The effect of these rulings was emphasized by the court's charge to the jury as follows: "Now, in the event you should find the defendant, Merrill guilty of negligence that was a substantial factor in producing the injuries in these cases, you will then also hold the owner as a matter of law; in other words, you will hold the two of them rather than just one." Because the evidence discussed above was inadmissible against Murray, the court erred in charging as it did.

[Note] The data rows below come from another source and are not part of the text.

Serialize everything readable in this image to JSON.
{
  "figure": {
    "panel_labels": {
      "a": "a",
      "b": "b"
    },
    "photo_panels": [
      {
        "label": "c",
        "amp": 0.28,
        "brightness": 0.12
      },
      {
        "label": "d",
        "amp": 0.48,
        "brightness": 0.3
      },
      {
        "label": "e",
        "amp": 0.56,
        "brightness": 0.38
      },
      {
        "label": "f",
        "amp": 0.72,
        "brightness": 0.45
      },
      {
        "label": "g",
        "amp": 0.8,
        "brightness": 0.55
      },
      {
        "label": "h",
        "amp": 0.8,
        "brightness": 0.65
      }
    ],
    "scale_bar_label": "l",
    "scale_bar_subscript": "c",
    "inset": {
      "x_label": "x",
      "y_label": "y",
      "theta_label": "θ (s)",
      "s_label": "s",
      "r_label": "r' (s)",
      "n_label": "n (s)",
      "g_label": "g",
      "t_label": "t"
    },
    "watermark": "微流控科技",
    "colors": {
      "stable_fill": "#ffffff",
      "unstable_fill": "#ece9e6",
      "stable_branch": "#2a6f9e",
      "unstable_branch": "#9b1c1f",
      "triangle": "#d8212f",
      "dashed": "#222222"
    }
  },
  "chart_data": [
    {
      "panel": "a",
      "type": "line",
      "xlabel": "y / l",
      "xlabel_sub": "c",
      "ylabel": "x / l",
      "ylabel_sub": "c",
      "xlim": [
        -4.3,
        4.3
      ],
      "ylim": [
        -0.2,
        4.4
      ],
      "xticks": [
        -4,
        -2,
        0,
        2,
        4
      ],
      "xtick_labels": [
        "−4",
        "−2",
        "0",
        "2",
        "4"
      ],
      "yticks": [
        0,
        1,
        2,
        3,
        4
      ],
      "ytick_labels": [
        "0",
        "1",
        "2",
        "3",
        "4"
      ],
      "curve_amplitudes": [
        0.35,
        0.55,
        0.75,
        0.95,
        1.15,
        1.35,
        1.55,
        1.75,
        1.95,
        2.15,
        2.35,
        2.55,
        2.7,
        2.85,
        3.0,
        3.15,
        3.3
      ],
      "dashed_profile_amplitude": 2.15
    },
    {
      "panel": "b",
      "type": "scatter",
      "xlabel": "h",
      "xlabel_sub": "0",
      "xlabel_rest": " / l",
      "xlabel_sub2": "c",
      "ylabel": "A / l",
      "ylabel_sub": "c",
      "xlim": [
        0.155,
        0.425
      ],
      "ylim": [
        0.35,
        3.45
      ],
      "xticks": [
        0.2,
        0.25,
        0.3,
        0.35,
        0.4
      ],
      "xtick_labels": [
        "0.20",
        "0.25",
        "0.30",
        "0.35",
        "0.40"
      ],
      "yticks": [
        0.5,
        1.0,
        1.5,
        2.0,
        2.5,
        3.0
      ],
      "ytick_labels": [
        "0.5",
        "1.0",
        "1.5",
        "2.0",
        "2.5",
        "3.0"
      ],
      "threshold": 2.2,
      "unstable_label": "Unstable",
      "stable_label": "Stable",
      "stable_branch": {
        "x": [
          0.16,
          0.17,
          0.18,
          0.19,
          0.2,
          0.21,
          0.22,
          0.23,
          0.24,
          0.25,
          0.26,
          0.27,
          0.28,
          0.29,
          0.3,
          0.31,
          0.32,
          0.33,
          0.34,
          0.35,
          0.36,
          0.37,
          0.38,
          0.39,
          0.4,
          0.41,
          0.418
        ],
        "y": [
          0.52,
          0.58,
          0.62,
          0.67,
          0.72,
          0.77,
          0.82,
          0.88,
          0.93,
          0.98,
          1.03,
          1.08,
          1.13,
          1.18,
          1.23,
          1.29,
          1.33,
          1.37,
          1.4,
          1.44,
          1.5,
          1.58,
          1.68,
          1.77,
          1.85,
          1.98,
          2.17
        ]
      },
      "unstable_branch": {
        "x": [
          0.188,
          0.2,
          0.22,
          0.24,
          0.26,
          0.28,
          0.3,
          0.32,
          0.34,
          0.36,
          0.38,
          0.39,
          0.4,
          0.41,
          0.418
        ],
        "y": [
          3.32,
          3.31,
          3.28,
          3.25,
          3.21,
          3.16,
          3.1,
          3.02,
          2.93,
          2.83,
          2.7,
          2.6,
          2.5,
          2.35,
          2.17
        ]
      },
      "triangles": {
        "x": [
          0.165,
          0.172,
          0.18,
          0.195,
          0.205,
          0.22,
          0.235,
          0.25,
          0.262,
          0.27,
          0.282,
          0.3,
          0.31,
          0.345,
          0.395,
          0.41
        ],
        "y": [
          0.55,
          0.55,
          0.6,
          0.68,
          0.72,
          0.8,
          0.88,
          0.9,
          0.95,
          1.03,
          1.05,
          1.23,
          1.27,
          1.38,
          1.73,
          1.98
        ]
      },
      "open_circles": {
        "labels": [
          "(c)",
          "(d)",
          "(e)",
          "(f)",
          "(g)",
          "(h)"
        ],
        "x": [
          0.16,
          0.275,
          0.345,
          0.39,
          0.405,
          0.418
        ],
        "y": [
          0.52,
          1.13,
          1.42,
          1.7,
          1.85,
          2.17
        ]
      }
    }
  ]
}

Both defendants complain because the court failed to instruct the jury to disregard the argument of the plaintiff Cascella which suggested to the jury a mathematical formula for use in fixing damages. Apparently the defendants either did not consider the argument of sufficient importance to object to it at the time it was made or preferred to wait until the conclusion of the charge to the jury before making any reference to it. The trial court is invested with a large discretion with regard to the arguments of counsel, and while its action is subject to review and control, we can interfere only in those cases where the discretion was clearly exceeded or abused to the manifest injury of some party. James v. Bowen, 83 Conn. 702, 706, 78 A. 420. The failure, here, to take exception to the remarks at the time they were made or at the close of the argument constituted a waiver of the right of the defendants to press this claim of error. State v. Kirschenbaum, 109 Conn. 394, 409, 146 A. 837; Kurland v. Massachusetts Amusement Corporation, 307 Mass. 131, 140, 29 N.E.2d 749. In the absence of such an exception by the defendants, a motion for mistrial, or a request to charge made before the charge, we cannot say that the trial court abused its discretion. Weller v. Fish Transport Co., 123 Conn. 49, 61, 192 A. 317; Altieri v. Peattie Motors, Inc., 121 Conn. 316, 322, 185 A. 75; State v. Laudano, 74 Conn. 638, 646, 51 A. 860.

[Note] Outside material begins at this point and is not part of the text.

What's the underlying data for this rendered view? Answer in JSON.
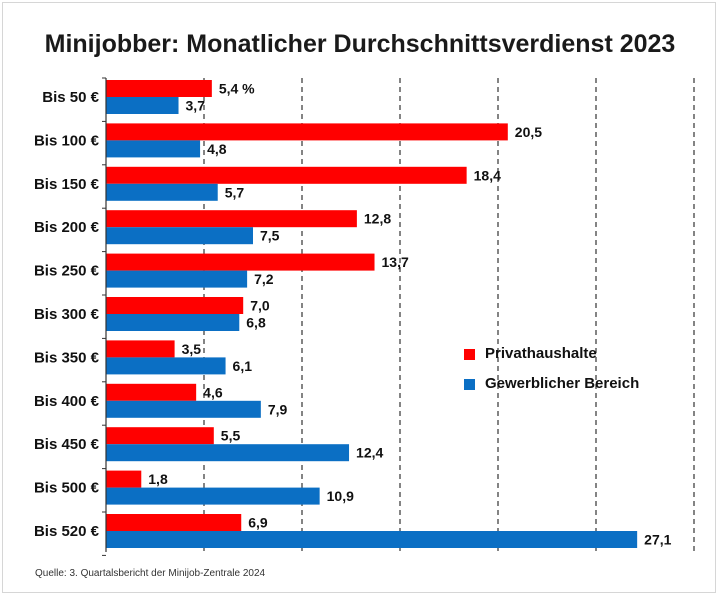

The defendants gain nothing by their exception to that portion of the charge relating to the failure of Merrill to testify as a witness. It was not incumbent upon the plaintiffs to offer evidence to show that Merrill was available to testify. The duty of explaining his failure to testify rested on the defendants. Dawson v. Davis, 125 Conn. 330, 334, 5 A.2d 703; Ezzo v. Geremiah, 107 Conn. 670, 677, 142 A. 461; Turner v. Scanlon, 146 Conn. 149, 161, 148 A.2d 334. The court did not err in permitting the plaintiffs in the Minotti case a short additional time for argument. Miller v. Perlroth, 95 Conn. 79, 85, 110 A. 535.